The Corridor Xa is a branch of the Pan-European Corridor X. It runs north–south between the cities of Graz and Zagreb through three countries: Austria, Slovenia and Croatia. The road route of Corridor Xa is concurrent with the European route E59 throughout its entire length.

==Road route==
The corridor starts at the A9 (Pyhrn Autobahn) highway in Graz, Austria. It follows the highway from the junction with the A2 and the European route E66 for 41 km to the border with Slovenia at Spielfeld.

In Slovenia the corridor continues from the Austrian border at Šentilj for 25 km along the A1 motorway (Slovenika) to the city of Maribor and the Slivnica. There it switches to the A4 motorway for 20 km until Draženci near Ptuj, continuing (while A4 construction is in progress) on the G9 main road for a few dozen kilometers to the Croatian border at Gruškovje.

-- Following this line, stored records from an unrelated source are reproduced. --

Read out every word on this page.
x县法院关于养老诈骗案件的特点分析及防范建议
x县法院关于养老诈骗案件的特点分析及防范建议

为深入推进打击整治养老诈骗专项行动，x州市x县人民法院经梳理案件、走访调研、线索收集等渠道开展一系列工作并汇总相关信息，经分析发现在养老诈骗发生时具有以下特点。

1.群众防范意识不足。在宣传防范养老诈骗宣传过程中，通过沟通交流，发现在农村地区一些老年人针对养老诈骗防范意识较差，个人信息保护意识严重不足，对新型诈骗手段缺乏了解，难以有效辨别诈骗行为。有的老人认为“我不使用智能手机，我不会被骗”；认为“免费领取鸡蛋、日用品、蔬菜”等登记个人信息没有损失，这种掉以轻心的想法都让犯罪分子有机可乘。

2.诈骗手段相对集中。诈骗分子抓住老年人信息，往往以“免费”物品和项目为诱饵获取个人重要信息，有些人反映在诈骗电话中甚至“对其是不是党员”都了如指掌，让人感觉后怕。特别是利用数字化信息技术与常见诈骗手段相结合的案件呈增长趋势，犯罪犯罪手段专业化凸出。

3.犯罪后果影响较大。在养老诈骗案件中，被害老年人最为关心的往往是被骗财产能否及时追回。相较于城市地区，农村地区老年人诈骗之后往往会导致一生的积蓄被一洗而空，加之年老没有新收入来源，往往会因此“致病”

In Croatia the corridor follows the A2 toll highway for 64 km from Macelj to Zagreb outskirts. The highway has three to six lanes throughout its entire length. Upon approaching Zaprešić interchange in suburban Zagreb, small backups on the mainline toll plaza are encountered at all times of day. The last part of the Corridor between Zaprešić and Lučko interchanges is part of the Zagreb bypass. Congestion can be bad at rush hour near interchanges, though.

==Rail Corridor==

===Austria===

The Southern Railway from Graz 46 km electrified with 15 kV 16.7 Hz AC to Slovenia at Spielfeld, with 36% double track from Lebring to Wagna.

===Slovenia===

The Spielfeld–Straß-Trieste railway from Austria at Sentilji 108 km electrified using the Italian 3 kV DC, via Maribor and Pragersko to Zidani Most, with 84.8% double track from Maribor, with the remainder from Sentilji planned by 2026.